Tuesday, October 09, 2007

"The cradle of the Reformation has become the crib of secularism."

Albert Mohler brought yet another fascinating article over on his blog regarding the falling birthrate of Europe. It seems that a lot of people don't want the constant interruptions of their fun filled lives that are inherent with having children. As a woman who can rarely have alone time in a bathroom without being interrupted, I can appreciate to a degree, that mentality. Honestly, though, if my husband and I had decided to not have children, we couldn't have possibly known what we'd have missed. Lack of privacy aside, it seems that the declining birthrates of many nations are beginning to alarm a lot of politicians.

On a geo-political tangent, what will happen to Europe, should this childless trend continue?

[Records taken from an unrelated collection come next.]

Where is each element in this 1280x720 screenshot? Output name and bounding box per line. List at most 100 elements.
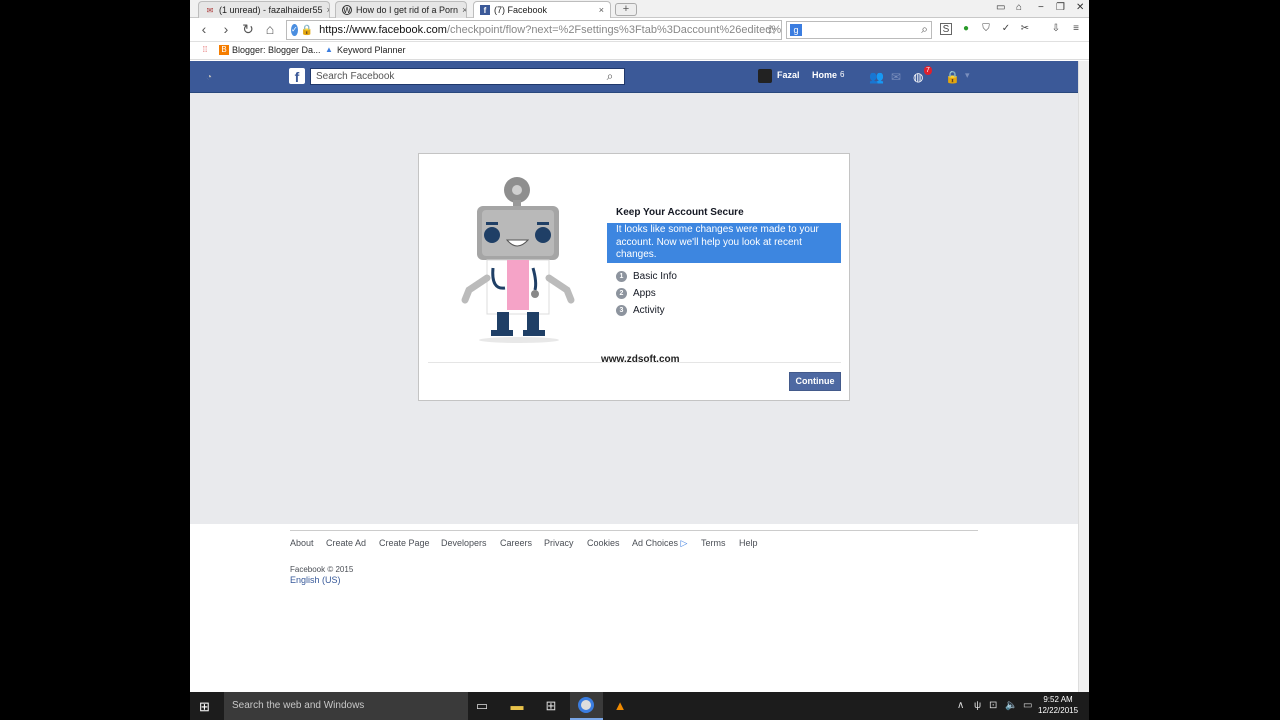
volume-icon[interactable]: 🔈 <box>1005 700 1017 711</box>
card-description: It looks like some changes were made to … <box>607 223 841 263</box>
windows-taskbar: ⊞ Search the web and Windows ▭ ▬ ⊞ ▲ ∧ ψ… <box>190 692 1089 720</box>
tray-app-icon[interactable]: ψ <box>974 700 981 711</box>
chrome-taskbar-button[interactable] <box>570 692 603 720</box>
close-icon[interactable]: × <box>458 5 466 15</box>
store-icon[interactable]: ⊞ <box>541 698 561 714</box>
extension-s-icon[interactable]: S <box>940 23 952 35</box>
home-icon[interactable]: ⌂ <box>261 21 279 37</box>
back-icon[interactable]: ‹ <box>195 21 213 37</box>
checkpoint-card: Keep Your Account Secure It looks like s… <box>418 153 850 401</box>
avatar[interactable] <box>758 69 772 83</box>
security-shield-icon: ✓ <box>291 24 298 36</box>
tab-label: (1 unread) - fazalhaider55 <box>219 5 323 15</box>
copyright: Facebook © 2015 <box>290 565 354 574</box>
new-tab-button[interactable]: + <box>615 3 637 16</box>
watermark: www.zdsoft.com <box>601 354 680 365</box>
google-search-box[interactable]: g ⌕ <box>786 21 932 39</box>
facebook-main: Keep Your Account Secure It looks like s… <box>190 93 1078 524</box>
step-number: 3 <box>616 305 627 316</box>
profile-link[interactable]: Fazal <box>777 70 800 80</box>
tab-facebook[interactable]: f (7) Facebook × <box>473 1 611 18</box>
close-icon[interactable]: × <box>323 5 329 15</box>
clock-date: 12/22/2015 <box>1038 706 1079 715</box>
forward-icon[interactable]: › <box>217 21 235 37</box>
bookmark-blogger[interactable]: B Blogger: Blogger Da... <box>219 45 321 55</box>
bookmarks-bar: ⁞⁞ B Blogger: Blogger Da... ▲ Keyword Pl… <box>190 42 1089 60</box>
facebook-header: ◔ f Search Facebook ⌕ Fazal Home 6 👥 ✉ ◍… <box>190 61 1078 93</box>
tab-wordpress[interactable]: W How do I get rid of a Porn × <box>335 1 467 18</box>
language-link[interactable]: English (US) <box>290 575 341 585</box>
user-icon[interactable]: ▭ <box>996 2 1005 13</box>
facebook-search-input[interactable]: Search Facebook <box>310 68 625 85</box>
google-icon: g <box>790 24 802 36</box>
pin-icon[interactable]: ⌂ <box>1016 2 1022 13</box>
extension-shield-icon[interactable]: ⛉ <box>980 23 992 35</box>
footer-link-about[interactable]: About <box>290 538 314 548</box>
step-activity: 3 Activity <box>616 305 665 316</box>
screen: ✉ (1 unread) - fazalhaider55 × W How do … <box>190 0 1089 720</box>
ad-choices-label: Ad Choices <box>632 538 679 548</box>
notification-badge: 7 <box>924 66 932 75</box>
search-icon[interactable]: ⌕ <box>595 68 625 85</box>
restore-icon[interactable]: ❐ <box>1056 2 1065 13</box>
apps-icon[interactable]: ⁞⁞ <box>200 45 213 55</box>
adwords-icon: ▲ <box>325 45 333 54</box>
facebook-footer: About Create Ad Create Page Developers C… <box>190 524 1078 692</box>
blogger-icon: B <box>219 45 229 55</box>
scrollbar[interactable] <box>1078 61 1089 692</box>
clock[interactable]: 9:52 AM 12/22/2015 <box>1038 694 1078 716</box>
home-link[interactable]: Home <box>812 70 837 80</box>
step-label: Apps <box>633 288 656 299</box>
action-center-icon[interactable]: ▭ <box>1023 700 1032 711</box>
network-icon[interactable]: ⊡ <box>989 700 997 711</box>
task-view-icon[interactable]: ▭ <box>472 698 492 714</box>
mail-icon: ✉ <box>206 5 214 15</box>
chevron-down-icon[interactable]: ▾ <box>965 70 970 81</box>
bookmark-label: Keyword Planner <box>337 45 406 55</box>
footer-link-privacy[interactable]: Privacy <box>544 538 574 548</box>
facebook-logo-icon[interactable]: f <box>289 68 305 85</box>
menu-icon[interactable]: ≡ <box>1070 23 1082 35</box>
messages-icon[interactable]: ✉ <box>891 70 901 84</box>
address-bar[interactable]: ✓ 🔒 https://www.facebook.com/checkpoint/… <box>286 20 782 40</box>
extension-download-icon[interactable]: ⇩ <box>1050 23 1062 35</box>
home-count: 6 <box>840 70 845 79</box>
file-explorer-icon[interactable]: ▬ <box>507 698 527 713</box>
friend-requests-icon[interactable]: 👥 <box>869 70 884 84</box>
bookmark-star-icon[interactable]: ☆ <box>766 23 777 37</box>
extension-v-icon[interactable]: ✓ <box>1000 23 1012 35</box>
notifications-globe-icon[interactable]: ◍ <box>913 70 923 84</box>
step-basic-info: 1 Basic Info <box>616 271 677 282</box>
footer-divider <box>290 530 978 531</box>
extension-scissors-icon[interactable]: ✂ <box>1019 23 1031 35</box>
footer-link-create-ad[interactable]: Create Ad <box>326 538 366 548</box>
minimize-icon[interactable]: − <box>1038 2 1044 13</box>
tray-chevron-icon[interactable]: ∧ <box>957 700 964 711</box>
footer-link-careers[interactable]: Careers <box>500 538 532 548</box>
continue-button[interactable]: Continue <box>789 372 841 391</box>
step-number: 2 <box>616 288 627 299</box>
footer-link-developers[interactable]: Developers <box>441 538 487 548</box>
ad-choices-icon: ▷ <box>680 538 688 548</box>
taskbar-search-input[interactable]: Search the web and Windows <box>224 692 468 720</box>
facebook-icon: f <box>480 5 490 15</box>
step-number: 1 <box>616 271 627 282</box>
footer-link-create-page[interactable]: Create Page <box>379 538 430 548</box>
vlc-icon[interactable]: ▲ <box>610 698 630 713</box>
search-icon[interactable]: ⌕ <box>921 22 928 37</box>
window-close-icon[interactable]: ✕ <box>1076 2 1084 13</box>
extension-green-icon[interactable]: ● <box>960 23 972 35</box>
footer-link-terms[interactable]: Terms <box>701 538 726 548</box>
footer-link-help[interactable]: Help <box>739 538 758 548</box>
footer-link-cookies[interactable]: Cookies <box>587 538 620 548</box>
windows-start-icon[interactable]: ⊞ <box>199 699 210 715</box>
footer-link-ad-choices[interactable]: Ad Choices ▷ <box>632 538 687 549</box>
step-label: Activity <box>633 305 665 316</box>
tab-gmail[interactable]: ✉ (1 unread) - fazalhaider55 × <box>198 1 330 18</box>
close-icon[interactable]: × <box>595 5 604 15</box>
url-path: /checkpoint/flow?next=%2Fsettings%3Ftab%… <box>446 24 782 36</box>
reload-icon[interactable]: ↻ <box>239 21 257 38</box>
bookmark-label: Blogger: Blogger Da... <box>232 45 321 55</box>
bookmark-keyword-planner[interactable]: ▲ Keyword Planner <box>324 45 406 55</box>
privacy-icon[interactable]: 🔒 <box>945 70 960 84</box>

That is a question asked by Steve Ozment in The Weekly Standard. According to Ozment, "In Denmark, France, the Netherlands, and Germany, native birth rates barely leave a single offspring behind to replace its two parents. As a result, large and growing numbers of foreign workers--predominately Bosnian, Turkish, and African Muslims--have immigrated to Western Europe to work the vacant, or unwanted, jobs native Europeans now lack the manpower to fill. The economic and social costs of European reluctance to be "fruitful and multiply," as the Bible puts it, are high and going higher for Europeans. Denmark's immigrant population is only 5 percent Muslim, yet that 5 percent receives 40 percent of the state welfare budget, and those families are just beginning to grow."

The International Herald Tribune / Europe reported that "...Throughout Europe, women have delayed having children, or opted out entirely, as they have become more educated and better integrated into the labor market. But the free fall in births is most precipitous and most recent here in Eastern Europe, where Communist-era state incentives that made it economical to have children - from free apartments to subsidized child care - have been phased out even as costs have skyrocketed."


So, what the Herald Tribune reporter is saying is that the fall of communism, and its free daycare, contributed to the declining birthrates of some European nations? Who knew?

What I noticed in many of the articles I read today about this phenomenon is that the young women interviewed felt that they couldn't afford to have more than one child, because they then couldn't have it all... a fulfilling career, travel, and so-forth. We can blame declining European birthrates on the fall of communism, or the increased availability of good education and good careers for women, but it seems to me that my generation of parents dropped the proverbial ball by not teaching their own children, from young on, that children were to be desired, and that raising them was a fundamental part of truly living life. Could it be that the basic tenets of feminism have inadvertently caused the crippling or demise of care for seniors... many whom championed the hardcore feminist line in the 60's? Who will be left to care for them?